Last evening, a trio of CSIDers–Alex Mosiak, myself, and Kelli Barr–co-presented a panel at the 41st North Texas Philosophical Association.
Finding a Transdisciplinary Path:
Philosophizing in the Age of Ethereal Control
Our attempt was to shake out and size up what we have all learned from our short tenure at the Center for the Study of Interdisciplinarity. I started as Program Manager about a year ago. They each came in as Research Assistants back in August. So collectively we are still the newbies. Taking on the target of our Center, as originally conceived by its Director Robert Frodeman and brought forward by the Asst. Director Britt Hoblrook, we wanted to actually engage in how Interdisciplinarity is done and how transdisciplinarity is possible.
When I was in talks about taking on a position here at CSID, I heard from many of my colleagues around UNT that interdisciplinarity is something that folks in the humanities and social sciences have been doing for decades. We already have a few ID programs here. Why do we need a center for ID?
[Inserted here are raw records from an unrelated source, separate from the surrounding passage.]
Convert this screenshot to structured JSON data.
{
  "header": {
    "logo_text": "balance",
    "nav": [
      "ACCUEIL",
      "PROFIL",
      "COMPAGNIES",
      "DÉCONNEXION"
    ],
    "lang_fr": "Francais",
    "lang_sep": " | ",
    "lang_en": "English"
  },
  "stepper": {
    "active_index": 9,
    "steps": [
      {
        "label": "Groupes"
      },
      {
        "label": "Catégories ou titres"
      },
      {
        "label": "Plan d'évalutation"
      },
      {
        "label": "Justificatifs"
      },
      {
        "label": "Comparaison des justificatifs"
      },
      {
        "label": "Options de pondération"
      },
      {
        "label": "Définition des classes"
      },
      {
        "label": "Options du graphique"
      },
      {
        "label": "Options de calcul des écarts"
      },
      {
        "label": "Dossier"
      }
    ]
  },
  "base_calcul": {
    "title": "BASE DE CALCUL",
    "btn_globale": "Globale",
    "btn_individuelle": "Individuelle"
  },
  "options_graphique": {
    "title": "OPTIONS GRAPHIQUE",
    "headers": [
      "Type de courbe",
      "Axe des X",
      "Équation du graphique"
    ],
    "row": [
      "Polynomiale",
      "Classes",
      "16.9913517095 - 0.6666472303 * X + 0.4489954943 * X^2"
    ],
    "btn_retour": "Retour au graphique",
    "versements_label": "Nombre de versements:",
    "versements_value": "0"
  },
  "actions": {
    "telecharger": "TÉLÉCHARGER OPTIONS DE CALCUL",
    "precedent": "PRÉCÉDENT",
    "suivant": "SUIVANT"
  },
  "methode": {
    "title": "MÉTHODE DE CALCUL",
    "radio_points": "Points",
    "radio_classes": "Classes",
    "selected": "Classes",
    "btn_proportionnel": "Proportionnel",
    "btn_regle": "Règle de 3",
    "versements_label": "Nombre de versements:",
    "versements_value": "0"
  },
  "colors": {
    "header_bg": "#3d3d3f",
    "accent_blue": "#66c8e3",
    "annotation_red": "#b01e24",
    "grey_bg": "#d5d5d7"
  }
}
Well, because it is NOT another ID center but a group of thinkers philosophizing how inter-, and hopefully trans-, disciplinarity works when it does work and does not work when it doesn’t.
Another misunderstanding was often the claim that CSID was trying to turn ID/TD into just another discipline. I discovered very quickly in researching the center and the work of its directors that this was as far from the truth as could be. In fact, the guiding notion for creating a place to study the phenomenon of ID was to protect against institution-think reactively creating yet one more discipline among the plethora that have sprung up over the last two centuries.
So at issue for Kelli, Alex & myself in doing this presentation was putting into practice the philosophizing of ID. Our target: to get a better grip on how we can break down the diverse bad habits that keep people in Academia accepting the status quo of proliferating specialities separated by the apparent light years of distance between different researchers’ offices.
For me, this was an opportunity to mentor my younger companions who are entering the University research system at a time when its established researchers find themselves put upon to not only account for what they are doing but somehow achieve revenue neutrality in doing it.
I hope for Kelli & Alex it was an opportunity to teach an old “dog” new insights.